An unidentified woman uses an ice scraper to remove ice...

An unidentified woman uses an ice scraper to remove ice and snow from her car on the westbound reststop of the LIE at exit 65 in Medford on Friday, Feb. 10, 2017, a day after the snowstorm dumped more than a foot of snow. Credit: James Carbone

Penalize drivers who don’t clear cars of snow

County politicians are always thinking of creative ways to bring in funds, such as increasing processing fees for parking tickets and traffic violations.

However, if our politicians want to save lives as well as generate income, they should pass a law to fine people who don’t clean the snow off the roofs of their cars before driving.

All too many times, I’ve been behind a vehicle only to have a large slab of snow and ice fly into my windshield. This a very dangerous situation that I’m sure has been the cause of many accidents.

Many police cruisers are equipped with dash cameras, so the evidence would stand up in court if a driver protested a ticket.

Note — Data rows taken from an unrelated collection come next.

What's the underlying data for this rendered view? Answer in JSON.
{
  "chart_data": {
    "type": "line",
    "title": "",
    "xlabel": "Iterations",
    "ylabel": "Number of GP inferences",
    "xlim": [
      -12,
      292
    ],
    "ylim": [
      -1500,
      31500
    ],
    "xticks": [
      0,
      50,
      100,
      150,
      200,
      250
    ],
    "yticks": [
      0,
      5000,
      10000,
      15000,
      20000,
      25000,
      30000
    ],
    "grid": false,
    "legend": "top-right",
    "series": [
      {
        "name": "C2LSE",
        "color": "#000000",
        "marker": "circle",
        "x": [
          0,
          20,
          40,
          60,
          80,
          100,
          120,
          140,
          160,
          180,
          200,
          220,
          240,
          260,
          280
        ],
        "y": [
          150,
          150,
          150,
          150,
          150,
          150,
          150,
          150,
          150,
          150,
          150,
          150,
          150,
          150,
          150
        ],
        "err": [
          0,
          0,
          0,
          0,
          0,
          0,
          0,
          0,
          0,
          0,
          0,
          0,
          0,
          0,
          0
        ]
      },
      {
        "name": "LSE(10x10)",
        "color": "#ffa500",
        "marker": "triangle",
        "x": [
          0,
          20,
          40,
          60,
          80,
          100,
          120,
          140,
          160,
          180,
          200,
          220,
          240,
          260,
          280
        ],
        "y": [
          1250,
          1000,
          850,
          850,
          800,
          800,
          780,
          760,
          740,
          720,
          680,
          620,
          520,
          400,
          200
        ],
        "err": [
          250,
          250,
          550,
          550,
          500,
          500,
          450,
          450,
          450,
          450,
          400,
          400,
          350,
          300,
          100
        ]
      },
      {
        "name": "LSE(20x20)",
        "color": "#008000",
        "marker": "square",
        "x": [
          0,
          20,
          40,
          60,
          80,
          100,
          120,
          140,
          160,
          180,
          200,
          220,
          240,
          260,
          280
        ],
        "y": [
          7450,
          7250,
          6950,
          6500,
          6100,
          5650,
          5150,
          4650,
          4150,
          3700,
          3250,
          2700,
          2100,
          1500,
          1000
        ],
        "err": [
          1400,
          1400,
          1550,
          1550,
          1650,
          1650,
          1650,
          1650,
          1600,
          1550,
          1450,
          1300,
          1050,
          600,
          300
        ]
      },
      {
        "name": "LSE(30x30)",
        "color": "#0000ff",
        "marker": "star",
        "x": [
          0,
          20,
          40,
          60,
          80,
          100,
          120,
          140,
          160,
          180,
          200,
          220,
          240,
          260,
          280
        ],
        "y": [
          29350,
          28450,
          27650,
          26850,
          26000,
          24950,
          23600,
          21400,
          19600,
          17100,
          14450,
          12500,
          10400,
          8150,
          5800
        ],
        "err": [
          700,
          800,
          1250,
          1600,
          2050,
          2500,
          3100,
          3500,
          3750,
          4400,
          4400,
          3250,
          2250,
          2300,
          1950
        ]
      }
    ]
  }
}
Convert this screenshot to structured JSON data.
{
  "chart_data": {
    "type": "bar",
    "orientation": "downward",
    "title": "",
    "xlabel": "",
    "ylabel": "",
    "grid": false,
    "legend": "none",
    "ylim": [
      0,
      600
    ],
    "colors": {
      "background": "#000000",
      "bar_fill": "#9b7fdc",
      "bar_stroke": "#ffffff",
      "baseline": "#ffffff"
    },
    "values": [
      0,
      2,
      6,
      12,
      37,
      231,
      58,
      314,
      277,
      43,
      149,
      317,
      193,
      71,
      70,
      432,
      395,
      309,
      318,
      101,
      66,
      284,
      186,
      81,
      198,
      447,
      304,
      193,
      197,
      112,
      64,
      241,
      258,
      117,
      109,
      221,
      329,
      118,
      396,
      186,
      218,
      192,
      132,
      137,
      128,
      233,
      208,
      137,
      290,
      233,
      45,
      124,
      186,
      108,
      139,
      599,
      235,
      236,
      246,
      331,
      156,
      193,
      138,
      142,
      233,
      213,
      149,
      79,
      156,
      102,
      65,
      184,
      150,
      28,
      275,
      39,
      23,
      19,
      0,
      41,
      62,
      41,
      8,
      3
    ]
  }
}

Some states have laws saying vehicles must be free of snow. Many stores sell brooms that can reach the roof of even the tallest SUV.

George Pagonis, Melville

Strengthen federal nutrition programs

While there is no way to predict the federal nutrition policy of the Trump administration, we can hope that it will be sensitive to the estimated 42 million people living in food-insecure households in this country — including children, seniors, working families and veterans.

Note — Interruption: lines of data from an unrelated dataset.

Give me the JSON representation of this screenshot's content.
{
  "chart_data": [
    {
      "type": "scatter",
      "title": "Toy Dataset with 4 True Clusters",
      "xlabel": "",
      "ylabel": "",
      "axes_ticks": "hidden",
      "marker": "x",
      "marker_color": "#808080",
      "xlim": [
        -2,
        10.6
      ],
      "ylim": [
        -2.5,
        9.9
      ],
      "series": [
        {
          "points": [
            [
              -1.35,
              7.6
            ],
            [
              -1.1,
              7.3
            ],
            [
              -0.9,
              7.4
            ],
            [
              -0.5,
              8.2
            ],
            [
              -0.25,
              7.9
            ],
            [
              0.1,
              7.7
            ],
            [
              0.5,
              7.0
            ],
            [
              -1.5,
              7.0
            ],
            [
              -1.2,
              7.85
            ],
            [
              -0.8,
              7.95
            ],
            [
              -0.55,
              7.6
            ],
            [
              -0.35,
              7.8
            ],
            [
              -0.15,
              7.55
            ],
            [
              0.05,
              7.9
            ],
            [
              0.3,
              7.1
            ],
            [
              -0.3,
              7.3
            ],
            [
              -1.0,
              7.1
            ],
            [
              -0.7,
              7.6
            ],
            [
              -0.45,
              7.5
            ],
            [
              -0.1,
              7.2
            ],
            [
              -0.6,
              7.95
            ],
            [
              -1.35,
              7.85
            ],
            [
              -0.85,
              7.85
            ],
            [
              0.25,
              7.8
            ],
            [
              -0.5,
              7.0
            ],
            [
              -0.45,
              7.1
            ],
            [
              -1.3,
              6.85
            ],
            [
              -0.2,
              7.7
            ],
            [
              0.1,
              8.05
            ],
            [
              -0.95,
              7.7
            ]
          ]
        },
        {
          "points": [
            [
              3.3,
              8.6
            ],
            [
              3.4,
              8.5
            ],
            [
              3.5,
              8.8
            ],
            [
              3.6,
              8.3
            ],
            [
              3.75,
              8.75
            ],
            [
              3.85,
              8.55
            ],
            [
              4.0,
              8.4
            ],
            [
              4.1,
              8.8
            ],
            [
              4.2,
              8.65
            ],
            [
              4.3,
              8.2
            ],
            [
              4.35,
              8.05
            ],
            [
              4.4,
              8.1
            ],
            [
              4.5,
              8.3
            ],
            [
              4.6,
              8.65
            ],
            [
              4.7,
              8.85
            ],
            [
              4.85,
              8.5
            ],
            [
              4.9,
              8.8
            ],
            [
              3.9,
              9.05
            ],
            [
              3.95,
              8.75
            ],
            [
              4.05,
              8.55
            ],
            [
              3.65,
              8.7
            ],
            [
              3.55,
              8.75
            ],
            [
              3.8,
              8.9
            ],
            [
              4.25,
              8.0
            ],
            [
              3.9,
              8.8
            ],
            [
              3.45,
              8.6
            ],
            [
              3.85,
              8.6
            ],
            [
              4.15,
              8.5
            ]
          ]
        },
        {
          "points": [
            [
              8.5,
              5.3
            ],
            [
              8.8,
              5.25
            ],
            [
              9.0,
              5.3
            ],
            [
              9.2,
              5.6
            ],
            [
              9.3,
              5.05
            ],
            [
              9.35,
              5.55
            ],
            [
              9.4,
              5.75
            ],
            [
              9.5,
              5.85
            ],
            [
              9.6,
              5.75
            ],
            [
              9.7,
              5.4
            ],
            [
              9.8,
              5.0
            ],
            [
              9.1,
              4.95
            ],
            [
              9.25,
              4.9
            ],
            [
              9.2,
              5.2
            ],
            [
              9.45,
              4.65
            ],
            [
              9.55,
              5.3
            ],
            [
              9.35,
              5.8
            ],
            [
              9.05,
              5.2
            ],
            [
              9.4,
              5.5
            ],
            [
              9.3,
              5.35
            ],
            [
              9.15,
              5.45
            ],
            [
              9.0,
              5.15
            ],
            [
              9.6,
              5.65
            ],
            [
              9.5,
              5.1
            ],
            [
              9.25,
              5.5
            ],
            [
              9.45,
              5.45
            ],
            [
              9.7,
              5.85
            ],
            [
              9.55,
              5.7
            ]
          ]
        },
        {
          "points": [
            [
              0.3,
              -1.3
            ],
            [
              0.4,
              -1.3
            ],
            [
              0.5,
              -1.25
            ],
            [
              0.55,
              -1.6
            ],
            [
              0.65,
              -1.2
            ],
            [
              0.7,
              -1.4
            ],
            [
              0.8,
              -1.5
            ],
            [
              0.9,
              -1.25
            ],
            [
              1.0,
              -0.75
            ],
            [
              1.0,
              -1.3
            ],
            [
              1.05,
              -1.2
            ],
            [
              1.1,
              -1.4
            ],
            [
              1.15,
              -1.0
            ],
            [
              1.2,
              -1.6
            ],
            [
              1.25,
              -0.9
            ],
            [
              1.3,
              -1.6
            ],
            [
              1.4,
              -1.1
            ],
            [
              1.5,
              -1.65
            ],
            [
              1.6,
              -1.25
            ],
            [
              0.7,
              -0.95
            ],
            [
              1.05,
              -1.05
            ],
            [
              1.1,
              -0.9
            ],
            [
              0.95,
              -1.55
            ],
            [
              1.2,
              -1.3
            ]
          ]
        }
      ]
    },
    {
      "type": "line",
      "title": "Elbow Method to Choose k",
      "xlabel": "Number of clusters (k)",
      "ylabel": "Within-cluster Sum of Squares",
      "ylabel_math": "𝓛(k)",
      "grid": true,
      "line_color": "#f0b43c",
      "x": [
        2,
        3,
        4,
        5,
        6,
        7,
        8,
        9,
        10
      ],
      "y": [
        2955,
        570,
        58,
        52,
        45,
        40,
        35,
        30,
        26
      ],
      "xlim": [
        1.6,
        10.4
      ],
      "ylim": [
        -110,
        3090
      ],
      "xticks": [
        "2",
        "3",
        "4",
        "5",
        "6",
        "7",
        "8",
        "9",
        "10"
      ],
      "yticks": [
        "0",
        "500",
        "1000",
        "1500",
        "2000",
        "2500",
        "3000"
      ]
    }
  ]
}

While poverty appears to be declining, according to the Department of Agriculture, Long Island’s high cost of living contributes to long lines we see at our network of emergency food resources.

We in the human services community must be proactive for the considerable legislative risks that potentially lie ahead. We must maximize bipartisan discussion to protect charitable tax deductions that incentivize giving, and to strengthen federal nutrition programs through legislation.

It’s imperative that the next farm bill provides resources to combat hunger through efforts like the Supplemental Nutrition Assistance Program and essential food donation collaboration with the agricultural and food industries, because far too many aspects of federal safety-net programs are gravely at risk.

Congress, nonprofit advocates, community leaders and people who know poverty firsthand all have important roles to play in the months ahead.

Randi Shubin Dresner, East Meadow

Editor’s note: The writer is president and chief executive of Island Harvest Food Bank and a member of the New York State Council on Hunger and Food Policy.